Apologies for the length of this post but I wondered what tips you think might help those providing care for their elderly relatives.
The 3 tips I have are:
1. Whiteboards. In his final years my father could barely hear even with hearing aids and his macular degeneration meant that he was unable to lip read in his last year. He could hear up to a point if I spoke loudly and clearly but the concentration wore him out. Using a whiteboard with a pen that rubbed out meant we could communicate successfully right to the end. What we found worked was to write in large print as briefly as possible: TEA? GET UP? PAIN TABLETS? MUSIC? etc. And though it took time to do, I was also able to write in longhand about more serious issues so that he was able to be in control of his situation. Few NHS professionals took the trouble to speak to him once he failed to accurately respond to their questions (he would often guess at what he thought they might have said). I ended up interpreting but they assumed dementia due to his age which I found very frustrating as for the most part he was perfectly coherent, keeping his sense of humour to the end.
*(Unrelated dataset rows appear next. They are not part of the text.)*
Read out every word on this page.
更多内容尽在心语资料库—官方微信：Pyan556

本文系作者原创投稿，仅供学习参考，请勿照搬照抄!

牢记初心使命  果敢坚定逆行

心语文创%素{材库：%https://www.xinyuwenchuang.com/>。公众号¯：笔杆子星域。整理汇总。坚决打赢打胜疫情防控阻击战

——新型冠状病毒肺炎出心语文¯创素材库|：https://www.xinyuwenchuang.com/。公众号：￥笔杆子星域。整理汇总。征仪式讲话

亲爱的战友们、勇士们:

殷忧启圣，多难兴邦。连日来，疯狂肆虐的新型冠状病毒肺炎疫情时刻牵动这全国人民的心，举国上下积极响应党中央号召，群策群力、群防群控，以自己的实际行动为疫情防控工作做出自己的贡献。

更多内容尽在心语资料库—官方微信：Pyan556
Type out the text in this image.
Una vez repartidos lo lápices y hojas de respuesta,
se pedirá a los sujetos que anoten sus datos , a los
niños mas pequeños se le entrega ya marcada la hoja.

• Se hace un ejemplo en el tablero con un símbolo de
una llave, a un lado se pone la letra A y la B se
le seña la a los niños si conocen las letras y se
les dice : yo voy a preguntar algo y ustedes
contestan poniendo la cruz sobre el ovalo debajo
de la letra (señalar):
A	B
2. Confronting negative chit chat. With my first elderly relative I would try to soak up all her negativity to help her unburden before cheering her up during the rest of the visit. She never changed for 10 years and in the end it affected my health. When I began supporting my father he began a similar pattern of talking about everything negative in the news, no matter if I had taken him somewhere lovely for the day. When I tackled him he was seriously put out at first but began to realise what he was doing as I continued to point this out to him. Eventually he began to alter his attitude. Doing this early on in our care partnership benefited us both.
3. To realise that some negative traits are nothing to do with your elderly persons personality or attitude towards you, but are due to ageing/deterioration in parts of the brain which can't be helped. Realising this meant I was not personally distressed by the brief anger or frustration he expressed due to the impatience he felt at times and I was able to maintain the respect I had for him despite this. Towards the end rather than go around in exhausting/frustrating circular discussions trying to win him round particularly on minor issues, I was instead able to step back and just accept his viewpoint and work around this. I also came across some videos by Teepa Snow who I thought seemed to have some sensible advice though I don't know how well qualified she is to advise; the internet being what it is.